Cass’ article goes on to cite William Gale and Andrew Samwick’s argument that “the historical evidence and simulation analyses suggest that tax cuts that are financed by debt for an extended period of time will have little positive impact on long-term growth and could reduce growth.” As such, Cass considers that any major tax cuts announced in the US could impede – rather that catalyse growth – given their debt position.

Such an assessment will no doubt be debated by Trump and Biden, with the former more likely to seek to extend the TCJA further out into the future (and no doubt funding it through further borrowing).

For more on the article follow the link here.

Mongolian Elections

Talk of the French, UK and US elections has continued to dominate headlines this month. One election that has perhaps fallen under the radar however is the Mongolian elections.

On 28 June, the Mongolian electorate will head to the polls to decide the makeup of all 126 seats in the State Great Khural.

This is the first time that the State Great Khural will be chosen under a new voting system which aims to increase polarity and accountability by using a mixture of proportional representation and block plurality methods.

Not long ago, protests erupted around the country following a corruption scandal which involved the embezzlement of $13bn dollars’ worth of coal exports, with links to those in office.

Corruption therefore continues to be a salient issue over the course of this election, as does the economy, the environment and the country’s foreign policies.

The incumbent government – The Mongolian People’s Party (MPP) – who have a considerable parliamentary majority have ambitious plans for growth, with its landmark ‘Vision 2050’ aiming to increase GDP from $13.1bn today to a monumental $209bn by 2050.

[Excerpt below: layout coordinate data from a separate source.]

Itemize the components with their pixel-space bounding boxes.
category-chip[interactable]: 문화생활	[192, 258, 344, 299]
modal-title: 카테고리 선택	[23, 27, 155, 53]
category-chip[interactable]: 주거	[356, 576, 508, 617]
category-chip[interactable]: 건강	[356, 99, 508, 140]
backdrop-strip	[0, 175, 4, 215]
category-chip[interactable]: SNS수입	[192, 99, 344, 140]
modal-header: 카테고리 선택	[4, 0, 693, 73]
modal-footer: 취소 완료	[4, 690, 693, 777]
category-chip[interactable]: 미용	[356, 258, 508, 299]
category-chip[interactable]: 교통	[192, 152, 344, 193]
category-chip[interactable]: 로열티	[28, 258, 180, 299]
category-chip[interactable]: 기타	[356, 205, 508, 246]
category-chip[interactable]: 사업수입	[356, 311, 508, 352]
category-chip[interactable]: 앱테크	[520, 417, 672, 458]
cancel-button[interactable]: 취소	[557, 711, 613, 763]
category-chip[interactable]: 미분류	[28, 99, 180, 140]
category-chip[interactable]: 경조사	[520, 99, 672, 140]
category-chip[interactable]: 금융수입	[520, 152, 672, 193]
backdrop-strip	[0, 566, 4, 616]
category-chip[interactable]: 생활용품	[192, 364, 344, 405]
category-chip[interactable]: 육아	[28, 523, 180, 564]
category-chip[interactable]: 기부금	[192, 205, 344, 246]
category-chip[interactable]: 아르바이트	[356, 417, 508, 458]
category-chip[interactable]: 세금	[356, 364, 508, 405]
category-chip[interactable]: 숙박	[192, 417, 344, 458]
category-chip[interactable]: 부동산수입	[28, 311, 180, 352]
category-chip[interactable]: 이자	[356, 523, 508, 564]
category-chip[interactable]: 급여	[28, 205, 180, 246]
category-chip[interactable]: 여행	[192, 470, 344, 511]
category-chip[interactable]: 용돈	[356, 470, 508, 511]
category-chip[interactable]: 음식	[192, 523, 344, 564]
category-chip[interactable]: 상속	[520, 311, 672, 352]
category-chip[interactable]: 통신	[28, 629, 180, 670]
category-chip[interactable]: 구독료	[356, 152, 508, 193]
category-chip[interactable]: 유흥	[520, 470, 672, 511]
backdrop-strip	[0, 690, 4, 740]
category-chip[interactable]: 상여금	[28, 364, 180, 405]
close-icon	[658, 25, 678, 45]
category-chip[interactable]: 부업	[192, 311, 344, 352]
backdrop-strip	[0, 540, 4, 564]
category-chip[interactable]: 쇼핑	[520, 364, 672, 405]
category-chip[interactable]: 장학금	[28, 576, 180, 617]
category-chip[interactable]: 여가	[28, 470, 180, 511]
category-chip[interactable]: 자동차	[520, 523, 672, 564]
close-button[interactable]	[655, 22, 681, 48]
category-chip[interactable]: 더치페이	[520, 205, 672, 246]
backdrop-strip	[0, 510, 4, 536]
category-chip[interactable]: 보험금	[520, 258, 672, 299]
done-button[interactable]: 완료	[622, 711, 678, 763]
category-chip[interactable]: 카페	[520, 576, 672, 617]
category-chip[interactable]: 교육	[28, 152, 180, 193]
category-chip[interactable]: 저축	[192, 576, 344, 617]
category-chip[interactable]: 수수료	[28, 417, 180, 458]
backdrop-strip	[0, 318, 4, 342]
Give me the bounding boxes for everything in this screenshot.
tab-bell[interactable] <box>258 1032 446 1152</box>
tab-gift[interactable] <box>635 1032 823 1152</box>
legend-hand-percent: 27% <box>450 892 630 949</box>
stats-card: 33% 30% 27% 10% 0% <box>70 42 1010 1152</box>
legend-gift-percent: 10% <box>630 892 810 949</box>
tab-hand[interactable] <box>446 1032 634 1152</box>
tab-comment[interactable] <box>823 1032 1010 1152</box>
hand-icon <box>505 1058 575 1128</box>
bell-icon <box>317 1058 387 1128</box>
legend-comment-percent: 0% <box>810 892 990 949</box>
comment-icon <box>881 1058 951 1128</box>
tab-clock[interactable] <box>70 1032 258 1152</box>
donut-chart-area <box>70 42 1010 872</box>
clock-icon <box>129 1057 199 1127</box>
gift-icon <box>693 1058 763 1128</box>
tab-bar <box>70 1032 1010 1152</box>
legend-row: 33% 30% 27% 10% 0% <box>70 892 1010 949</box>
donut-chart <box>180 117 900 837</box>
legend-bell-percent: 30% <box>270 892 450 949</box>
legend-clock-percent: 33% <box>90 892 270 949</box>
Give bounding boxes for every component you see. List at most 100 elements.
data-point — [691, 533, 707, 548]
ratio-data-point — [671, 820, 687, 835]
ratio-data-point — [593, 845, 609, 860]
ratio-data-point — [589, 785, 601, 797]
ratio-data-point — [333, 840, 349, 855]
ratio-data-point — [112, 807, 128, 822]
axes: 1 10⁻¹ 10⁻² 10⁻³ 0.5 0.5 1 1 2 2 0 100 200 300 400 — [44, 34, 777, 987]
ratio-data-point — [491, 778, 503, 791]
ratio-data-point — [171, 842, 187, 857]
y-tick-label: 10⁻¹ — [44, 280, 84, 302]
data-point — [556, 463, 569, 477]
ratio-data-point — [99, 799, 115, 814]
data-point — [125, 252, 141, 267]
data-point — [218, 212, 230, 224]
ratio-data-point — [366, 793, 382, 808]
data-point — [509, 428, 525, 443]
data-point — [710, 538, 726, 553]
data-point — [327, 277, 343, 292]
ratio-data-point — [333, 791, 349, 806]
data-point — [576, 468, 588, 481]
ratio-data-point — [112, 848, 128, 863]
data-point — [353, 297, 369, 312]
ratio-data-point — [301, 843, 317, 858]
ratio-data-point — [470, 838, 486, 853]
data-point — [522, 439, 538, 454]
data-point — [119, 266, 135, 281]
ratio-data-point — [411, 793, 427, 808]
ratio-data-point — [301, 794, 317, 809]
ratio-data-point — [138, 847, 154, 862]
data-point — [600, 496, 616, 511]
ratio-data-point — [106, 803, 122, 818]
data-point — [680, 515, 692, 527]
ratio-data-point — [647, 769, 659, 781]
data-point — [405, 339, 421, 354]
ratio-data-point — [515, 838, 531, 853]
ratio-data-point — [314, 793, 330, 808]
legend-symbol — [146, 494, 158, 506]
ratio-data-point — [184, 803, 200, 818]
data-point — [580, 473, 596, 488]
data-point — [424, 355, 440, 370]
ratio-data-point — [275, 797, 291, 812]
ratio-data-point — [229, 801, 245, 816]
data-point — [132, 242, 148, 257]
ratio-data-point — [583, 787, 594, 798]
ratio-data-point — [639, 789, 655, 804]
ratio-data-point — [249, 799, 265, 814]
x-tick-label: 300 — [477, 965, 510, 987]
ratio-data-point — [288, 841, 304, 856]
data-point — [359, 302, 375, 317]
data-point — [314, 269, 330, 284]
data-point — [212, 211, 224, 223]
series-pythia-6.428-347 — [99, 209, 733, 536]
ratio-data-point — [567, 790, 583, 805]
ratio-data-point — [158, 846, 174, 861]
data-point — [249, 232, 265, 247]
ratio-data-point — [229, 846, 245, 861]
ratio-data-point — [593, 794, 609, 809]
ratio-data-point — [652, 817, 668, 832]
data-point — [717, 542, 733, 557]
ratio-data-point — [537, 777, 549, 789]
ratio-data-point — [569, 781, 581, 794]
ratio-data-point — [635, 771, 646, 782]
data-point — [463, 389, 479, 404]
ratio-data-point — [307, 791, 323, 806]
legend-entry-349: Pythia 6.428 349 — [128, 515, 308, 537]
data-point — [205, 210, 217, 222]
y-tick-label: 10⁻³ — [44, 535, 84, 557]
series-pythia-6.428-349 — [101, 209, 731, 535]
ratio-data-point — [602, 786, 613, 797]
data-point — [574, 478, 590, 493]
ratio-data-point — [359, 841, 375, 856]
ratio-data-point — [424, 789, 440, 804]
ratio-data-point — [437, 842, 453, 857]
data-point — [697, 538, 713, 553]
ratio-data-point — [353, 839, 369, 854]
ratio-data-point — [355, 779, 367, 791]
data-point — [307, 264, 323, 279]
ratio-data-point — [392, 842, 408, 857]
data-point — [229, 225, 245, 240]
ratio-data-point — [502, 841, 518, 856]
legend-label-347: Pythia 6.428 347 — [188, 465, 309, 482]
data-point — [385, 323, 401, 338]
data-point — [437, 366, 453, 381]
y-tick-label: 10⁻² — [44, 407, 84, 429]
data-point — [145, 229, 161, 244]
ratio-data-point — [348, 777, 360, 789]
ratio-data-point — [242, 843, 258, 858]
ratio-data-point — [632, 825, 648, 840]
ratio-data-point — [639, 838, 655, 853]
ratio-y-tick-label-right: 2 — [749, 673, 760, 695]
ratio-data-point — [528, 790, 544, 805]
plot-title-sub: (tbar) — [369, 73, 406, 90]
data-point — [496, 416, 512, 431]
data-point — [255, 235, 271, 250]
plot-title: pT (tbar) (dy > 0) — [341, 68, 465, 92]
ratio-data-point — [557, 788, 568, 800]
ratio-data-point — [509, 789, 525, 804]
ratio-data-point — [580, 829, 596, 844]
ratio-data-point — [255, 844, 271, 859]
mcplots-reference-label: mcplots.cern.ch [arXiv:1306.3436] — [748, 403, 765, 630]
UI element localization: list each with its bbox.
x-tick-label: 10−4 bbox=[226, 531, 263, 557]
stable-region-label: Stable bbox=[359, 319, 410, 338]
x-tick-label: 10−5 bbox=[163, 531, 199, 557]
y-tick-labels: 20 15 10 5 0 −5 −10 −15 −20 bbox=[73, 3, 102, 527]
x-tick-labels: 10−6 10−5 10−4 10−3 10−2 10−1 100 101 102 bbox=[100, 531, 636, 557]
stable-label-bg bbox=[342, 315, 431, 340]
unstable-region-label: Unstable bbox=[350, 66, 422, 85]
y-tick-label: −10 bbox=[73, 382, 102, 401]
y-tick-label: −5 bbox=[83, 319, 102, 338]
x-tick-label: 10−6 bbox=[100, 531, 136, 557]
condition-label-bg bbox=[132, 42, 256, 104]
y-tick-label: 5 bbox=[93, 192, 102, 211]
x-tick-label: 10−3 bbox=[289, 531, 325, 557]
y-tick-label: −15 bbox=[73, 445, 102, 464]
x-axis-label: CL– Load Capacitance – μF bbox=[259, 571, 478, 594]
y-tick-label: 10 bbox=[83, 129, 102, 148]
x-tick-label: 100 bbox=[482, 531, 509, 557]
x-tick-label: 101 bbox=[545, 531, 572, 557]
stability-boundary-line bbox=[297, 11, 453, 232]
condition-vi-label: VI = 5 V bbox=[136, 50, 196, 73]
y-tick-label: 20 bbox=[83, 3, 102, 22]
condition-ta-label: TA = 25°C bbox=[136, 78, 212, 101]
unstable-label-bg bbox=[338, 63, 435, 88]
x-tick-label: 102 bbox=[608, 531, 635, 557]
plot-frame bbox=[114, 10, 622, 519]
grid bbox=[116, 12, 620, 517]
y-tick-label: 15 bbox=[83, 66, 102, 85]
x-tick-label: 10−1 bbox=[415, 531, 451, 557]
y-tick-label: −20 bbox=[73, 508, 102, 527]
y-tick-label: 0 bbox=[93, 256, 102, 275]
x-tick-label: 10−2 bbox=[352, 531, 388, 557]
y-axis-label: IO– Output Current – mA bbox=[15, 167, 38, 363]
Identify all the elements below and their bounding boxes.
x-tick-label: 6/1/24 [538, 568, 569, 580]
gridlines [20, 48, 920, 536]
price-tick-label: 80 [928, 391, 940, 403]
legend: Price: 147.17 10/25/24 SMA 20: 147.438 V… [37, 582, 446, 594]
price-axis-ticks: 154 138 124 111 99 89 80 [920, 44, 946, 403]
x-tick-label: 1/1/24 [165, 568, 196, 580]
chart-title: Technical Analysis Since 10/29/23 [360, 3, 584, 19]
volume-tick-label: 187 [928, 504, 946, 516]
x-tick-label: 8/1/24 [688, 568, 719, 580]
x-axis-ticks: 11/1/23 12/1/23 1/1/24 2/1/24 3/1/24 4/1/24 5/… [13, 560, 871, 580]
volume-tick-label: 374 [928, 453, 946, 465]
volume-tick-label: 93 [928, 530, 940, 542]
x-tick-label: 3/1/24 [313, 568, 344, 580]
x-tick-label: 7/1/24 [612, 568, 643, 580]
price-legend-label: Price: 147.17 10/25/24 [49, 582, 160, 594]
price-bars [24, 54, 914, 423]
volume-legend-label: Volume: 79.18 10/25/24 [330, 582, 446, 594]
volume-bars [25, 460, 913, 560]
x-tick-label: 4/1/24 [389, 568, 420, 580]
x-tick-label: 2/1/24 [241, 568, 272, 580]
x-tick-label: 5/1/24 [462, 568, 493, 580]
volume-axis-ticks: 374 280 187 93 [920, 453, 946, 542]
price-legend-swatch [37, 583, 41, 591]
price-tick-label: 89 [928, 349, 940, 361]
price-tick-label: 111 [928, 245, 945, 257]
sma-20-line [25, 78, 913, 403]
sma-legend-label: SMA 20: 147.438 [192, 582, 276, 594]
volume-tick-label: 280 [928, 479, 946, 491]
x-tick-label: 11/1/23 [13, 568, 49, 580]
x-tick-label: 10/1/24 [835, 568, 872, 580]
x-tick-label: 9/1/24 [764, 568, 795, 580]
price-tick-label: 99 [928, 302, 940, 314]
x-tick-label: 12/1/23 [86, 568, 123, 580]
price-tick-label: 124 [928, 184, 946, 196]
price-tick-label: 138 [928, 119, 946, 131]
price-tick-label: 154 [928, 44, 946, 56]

In doing so, they are seeking to increase GDP per capita from $4,000 to $38,000 through six percent annual growth. (Real GDP in Mongolia grew 7% in 2023).

Mongolia continues to position itself as a major exporter of raw materials – including coal, copper and gold – to China and Russia in addition to other economies across Asia and further afield. (China itself accounts for 8 in every 10 dollars of goods and services exported from Mongolia).

Mongolia will also seek to massively increase tourism over the coming years as they seek to diversify their economy away from natural resources.

Attention now turns to the election on Friday.

Today’s Data

While today is a little light on the primary data front, attention will turn to Canadian inflation figures released at 1330 this afternoon as markets continue to speculate on the BoC future monetary pathway following their cut earlier this month. This comes ahead of US consumer confidence figures at 1500.